Is prime rib really prime quality grade? ›

Prime rib's name is a misnomer because it contains the word "prime." All prime rib is not prime grade steak, the highest rating assigned to steak based on heavy, even marbling (which makes for incredibly tender results). You can buy prime grade prime rib at a premium from high-end butchers.

What is so special about prime rib? ›

Why Is Prime Rib So Special? Prime rib has a large "eye" of meat in the center, which is juicy, tender, and marbled with fat. Surrounded by a thick cap of fat, fat-marbled muscle encircles the "eye." The prime rib, a muscle not heavily used, is tender, juicy, and extremely flavorful.

Why do Americans love prime rib? ›

Succulent Flavor: Prime Rib is cherished for its succulent and tender texture. When cooked to perfection, the meat practically melts in your mouth, leaving behind a rich, meaty flavor that lingers on the palate.

Why is my prime rib always tough? ›

Overcooking the Prime Rib

That's why prime rib is so expensive: it's a huge piece of extremely good beef. Therefore, it's important not to cook it beyond medium-rare. Going past that temperature means the roast will no longer be tender.

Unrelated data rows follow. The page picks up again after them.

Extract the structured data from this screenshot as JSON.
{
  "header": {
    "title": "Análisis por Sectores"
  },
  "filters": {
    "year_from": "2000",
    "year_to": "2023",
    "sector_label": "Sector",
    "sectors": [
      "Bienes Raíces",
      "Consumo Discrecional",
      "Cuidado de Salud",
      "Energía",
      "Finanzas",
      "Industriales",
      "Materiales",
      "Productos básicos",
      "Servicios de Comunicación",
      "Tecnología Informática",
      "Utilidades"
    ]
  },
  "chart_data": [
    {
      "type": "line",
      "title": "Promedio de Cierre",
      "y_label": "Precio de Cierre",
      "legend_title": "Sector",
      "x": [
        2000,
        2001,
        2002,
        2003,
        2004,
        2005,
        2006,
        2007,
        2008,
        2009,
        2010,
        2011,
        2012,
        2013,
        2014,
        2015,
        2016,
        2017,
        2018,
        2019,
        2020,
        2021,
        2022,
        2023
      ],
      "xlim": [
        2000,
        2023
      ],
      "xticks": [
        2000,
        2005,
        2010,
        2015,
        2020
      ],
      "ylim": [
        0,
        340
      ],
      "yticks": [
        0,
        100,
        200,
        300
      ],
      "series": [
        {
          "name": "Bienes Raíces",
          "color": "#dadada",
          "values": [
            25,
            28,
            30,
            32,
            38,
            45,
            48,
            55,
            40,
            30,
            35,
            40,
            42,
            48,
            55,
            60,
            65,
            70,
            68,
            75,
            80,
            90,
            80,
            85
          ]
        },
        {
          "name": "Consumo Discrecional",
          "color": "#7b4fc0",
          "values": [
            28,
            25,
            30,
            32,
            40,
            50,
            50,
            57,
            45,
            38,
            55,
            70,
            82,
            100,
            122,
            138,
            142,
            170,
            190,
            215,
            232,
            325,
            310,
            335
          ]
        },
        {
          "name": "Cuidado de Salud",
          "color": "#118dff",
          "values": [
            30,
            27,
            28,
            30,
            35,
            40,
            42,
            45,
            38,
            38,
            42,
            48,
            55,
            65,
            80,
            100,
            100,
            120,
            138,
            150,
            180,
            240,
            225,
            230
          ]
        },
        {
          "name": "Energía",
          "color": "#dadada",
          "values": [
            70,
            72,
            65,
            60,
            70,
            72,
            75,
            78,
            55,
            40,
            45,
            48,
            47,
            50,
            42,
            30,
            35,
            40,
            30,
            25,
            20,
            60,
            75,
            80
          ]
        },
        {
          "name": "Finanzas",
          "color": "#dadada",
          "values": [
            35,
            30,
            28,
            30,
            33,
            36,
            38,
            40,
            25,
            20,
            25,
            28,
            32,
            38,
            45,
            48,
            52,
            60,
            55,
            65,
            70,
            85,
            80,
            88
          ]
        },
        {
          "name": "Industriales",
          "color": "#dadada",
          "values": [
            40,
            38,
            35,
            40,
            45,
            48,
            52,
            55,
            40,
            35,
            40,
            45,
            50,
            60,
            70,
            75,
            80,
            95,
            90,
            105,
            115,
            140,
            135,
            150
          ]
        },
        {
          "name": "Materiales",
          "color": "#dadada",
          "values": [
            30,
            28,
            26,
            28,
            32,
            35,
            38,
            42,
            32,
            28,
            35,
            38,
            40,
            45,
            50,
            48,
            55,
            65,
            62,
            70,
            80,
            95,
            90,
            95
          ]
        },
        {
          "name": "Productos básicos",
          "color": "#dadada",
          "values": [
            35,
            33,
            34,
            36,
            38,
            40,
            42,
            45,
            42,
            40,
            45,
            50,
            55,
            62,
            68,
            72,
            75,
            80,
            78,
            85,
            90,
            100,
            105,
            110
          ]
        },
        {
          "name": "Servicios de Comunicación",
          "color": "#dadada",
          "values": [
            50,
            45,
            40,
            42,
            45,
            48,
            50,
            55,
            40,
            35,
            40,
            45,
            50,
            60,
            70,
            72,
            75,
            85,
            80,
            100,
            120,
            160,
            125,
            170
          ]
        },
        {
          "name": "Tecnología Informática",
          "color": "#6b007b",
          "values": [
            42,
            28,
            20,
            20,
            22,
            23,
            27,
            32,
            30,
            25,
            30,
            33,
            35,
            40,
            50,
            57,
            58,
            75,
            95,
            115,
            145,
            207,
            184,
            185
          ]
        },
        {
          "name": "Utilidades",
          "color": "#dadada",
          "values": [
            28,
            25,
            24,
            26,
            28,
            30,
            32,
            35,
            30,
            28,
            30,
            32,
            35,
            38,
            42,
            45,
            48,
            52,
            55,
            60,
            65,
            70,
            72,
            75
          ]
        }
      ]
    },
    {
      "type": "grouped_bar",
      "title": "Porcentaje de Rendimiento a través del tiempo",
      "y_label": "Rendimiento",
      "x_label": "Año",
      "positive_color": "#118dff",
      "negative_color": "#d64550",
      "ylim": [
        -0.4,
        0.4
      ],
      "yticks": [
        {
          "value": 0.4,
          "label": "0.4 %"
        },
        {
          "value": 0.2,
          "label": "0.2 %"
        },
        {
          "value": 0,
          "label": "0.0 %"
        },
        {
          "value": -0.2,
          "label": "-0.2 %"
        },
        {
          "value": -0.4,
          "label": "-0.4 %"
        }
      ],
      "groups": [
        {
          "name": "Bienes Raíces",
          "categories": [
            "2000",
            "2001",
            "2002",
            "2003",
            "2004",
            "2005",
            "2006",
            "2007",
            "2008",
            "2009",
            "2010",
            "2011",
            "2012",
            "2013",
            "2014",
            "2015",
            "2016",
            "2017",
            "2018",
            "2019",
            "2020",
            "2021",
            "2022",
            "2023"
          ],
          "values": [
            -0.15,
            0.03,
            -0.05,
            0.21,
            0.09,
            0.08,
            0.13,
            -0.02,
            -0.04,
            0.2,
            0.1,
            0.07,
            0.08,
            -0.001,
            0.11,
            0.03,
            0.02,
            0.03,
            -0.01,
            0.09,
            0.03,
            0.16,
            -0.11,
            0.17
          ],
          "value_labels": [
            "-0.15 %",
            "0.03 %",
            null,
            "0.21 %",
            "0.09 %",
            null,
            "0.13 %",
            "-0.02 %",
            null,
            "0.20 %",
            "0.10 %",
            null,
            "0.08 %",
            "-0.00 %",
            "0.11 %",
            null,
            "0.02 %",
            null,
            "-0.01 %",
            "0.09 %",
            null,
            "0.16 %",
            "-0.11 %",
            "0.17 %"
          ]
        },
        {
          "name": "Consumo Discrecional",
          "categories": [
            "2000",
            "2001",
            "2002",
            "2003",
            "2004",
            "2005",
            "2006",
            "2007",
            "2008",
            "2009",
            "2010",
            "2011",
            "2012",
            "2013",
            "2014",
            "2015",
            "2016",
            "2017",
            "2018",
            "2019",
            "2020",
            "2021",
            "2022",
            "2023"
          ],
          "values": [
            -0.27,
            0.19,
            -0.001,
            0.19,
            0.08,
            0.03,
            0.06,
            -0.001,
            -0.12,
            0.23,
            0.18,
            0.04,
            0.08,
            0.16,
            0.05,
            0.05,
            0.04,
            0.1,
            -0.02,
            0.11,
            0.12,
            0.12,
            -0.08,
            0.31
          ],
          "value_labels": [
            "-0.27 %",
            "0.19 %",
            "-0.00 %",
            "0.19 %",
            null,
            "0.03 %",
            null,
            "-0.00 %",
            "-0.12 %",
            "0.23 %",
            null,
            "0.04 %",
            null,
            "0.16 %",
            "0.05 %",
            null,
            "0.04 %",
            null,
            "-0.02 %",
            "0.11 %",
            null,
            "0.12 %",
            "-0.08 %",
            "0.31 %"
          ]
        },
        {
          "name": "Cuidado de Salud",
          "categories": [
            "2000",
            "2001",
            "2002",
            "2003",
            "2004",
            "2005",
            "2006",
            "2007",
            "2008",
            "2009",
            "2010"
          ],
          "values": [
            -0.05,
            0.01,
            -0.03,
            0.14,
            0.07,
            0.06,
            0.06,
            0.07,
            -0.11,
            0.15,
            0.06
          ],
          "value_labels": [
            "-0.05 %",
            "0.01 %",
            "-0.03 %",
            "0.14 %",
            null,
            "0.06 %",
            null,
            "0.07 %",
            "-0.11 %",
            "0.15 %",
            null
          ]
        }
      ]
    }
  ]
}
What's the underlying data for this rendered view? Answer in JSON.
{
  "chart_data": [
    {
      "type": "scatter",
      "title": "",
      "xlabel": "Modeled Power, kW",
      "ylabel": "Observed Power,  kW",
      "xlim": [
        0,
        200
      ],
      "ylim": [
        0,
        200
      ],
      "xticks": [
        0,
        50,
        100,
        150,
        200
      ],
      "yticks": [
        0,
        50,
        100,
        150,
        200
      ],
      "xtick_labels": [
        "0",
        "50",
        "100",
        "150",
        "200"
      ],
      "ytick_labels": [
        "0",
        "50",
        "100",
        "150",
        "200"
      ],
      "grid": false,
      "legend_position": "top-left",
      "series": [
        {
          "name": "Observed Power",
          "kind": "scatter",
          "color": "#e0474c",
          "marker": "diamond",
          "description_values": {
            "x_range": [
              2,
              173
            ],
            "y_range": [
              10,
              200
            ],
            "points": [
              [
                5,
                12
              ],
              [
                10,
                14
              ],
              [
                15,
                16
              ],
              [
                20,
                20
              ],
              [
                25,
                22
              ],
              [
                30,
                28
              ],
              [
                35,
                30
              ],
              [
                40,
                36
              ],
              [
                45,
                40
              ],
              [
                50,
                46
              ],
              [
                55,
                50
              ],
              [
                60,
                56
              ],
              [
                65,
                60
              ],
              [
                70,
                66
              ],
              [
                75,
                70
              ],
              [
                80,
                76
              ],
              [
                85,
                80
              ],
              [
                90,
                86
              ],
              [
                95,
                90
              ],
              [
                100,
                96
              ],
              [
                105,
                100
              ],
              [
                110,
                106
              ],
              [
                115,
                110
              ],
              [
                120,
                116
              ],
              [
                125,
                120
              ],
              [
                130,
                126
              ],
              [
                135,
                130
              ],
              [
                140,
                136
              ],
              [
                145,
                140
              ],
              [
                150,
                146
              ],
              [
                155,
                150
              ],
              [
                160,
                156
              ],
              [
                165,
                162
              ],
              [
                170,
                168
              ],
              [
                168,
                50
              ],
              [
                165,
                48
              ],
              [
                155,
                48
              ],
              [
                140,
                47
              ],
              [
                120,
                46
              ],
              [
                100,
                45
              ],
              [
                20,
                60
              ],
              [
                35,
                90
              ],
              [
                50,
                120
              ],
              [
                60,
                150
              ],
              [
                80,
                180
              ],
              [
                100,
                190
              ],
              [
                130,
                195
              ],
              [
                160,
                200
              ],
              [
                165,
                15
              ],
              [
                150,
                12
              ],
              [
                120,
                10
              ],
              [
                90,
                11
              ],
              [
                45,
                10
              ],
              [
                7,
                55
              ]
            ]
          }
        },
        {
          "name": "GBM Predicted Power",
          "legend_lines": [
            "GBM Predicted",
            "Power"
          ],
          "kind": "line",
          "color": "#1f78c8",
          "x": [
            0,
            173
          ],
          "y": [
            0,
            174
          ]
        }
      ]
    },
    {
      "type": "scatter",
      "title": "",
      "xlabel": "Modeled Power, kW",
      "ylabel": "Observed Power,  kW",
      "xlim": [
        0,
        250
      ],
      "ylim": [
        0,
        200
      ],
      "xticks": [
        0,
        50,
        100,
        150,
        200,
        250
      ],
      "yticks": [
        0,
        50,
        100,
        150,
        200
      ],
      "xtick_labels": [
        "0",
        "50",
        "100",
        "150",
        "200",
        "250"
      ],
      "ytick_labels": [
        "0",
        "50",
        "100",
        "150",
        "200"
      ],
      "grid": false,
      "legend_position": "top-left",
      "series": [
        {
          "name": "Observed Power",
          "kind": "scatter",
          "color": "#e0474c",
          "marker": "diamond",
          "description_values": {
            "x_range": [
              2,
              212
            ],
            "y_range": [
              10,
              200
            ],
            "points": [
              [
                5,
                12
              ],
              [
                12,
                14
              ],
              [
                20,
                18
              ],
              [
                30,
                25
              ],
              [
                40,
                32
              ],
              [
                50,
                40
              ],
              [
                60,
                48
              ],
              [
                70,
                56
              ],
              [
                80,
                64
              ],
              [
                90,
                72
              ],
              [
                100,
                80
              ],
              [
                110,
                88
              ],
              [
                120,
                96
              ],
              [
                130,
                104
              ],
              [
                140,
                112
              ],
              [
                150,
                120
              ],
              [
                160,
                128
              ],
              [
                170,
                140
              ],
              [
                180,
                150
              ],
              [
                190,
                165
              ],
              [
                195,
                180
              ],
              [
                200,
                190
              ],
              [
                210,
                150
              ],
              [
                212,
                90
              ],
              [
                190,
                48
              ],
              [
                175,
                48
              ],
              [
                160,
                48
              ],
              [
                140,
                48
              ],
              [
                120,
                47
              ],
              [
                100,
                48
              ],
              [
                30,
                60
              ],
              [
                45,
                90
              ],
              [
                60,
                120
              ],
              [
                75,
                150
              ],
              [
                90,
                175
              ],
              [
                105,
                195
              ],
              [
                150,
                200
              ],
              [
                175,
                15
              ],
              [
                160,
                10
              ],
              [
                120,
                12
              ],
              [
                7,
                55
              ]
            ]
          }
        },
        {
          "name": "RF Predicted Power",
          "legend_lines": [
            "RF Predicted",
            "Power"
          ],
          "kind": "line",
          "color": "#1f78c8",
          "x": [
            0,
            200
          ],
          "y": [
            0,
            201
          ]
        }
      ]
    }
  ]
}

Which is better, prime rib or ribeye? ›

It's impossible to crown one cut the winner. Whether ribeye or prime rib is the better pick depends entirely on the occasion! These two choices may come from the same cut of beef, but they're not interchangeable; ribeyes and prime rib roasts are cooked differently and serve different purposes.

How to pick out a good prime rib? ›

Choose a rib roast that has a bright color with milky white fat. Avoid dull-colored meat and yellow fat. Also, look for even fat distribution and a good layer of fat around the ends. This isn't the time to look for the leaner cuts.

Is it better to buy bone-in or boneless prime rib? ›

We prefer bone-in prime rib because the bone insulates the meat as it cooks and produces more flavorful and tender results, but we suggest buying the type that is called for in the recipe you are using. The primary benefit of getting boneless is ease of carving.

Is prime rib better than ribeye? ›

It's impossible to crown one cut the winner. Whether ribeye or prime rib is the better pick depends entirely on the occasion! These two choices may come from the same cut of beef, but they're not interchangeable; ribeyes and prime rib roasts are cooked differently and serve different purposes.

What is like prime rib but cheaper? ›

Shop smarter with this beef cut that tastes like a premium roast. Top loin roast, which comes from the short loin in the middle of the cow's back, is the roast that generates strip steaks (it's also called “strip roast”).

Is prime rib more expensive than steak? ›

Prime ribs often cost more due to the fact that they have more marbling and flavor. If you have intentions on cooking the meat yourself, you may find it a bit difficult to get prime rib.

Why does prime rib taste different? ›

Since prime ribs and ribeye steaks come from the same primal cut of beef, the difference in their flavors comes from the way they are cooked. Prime ribs are seared and then roasted slowly under low heat, making them more tender, while ribeyes are grilled quickly over high heat, making them more charred.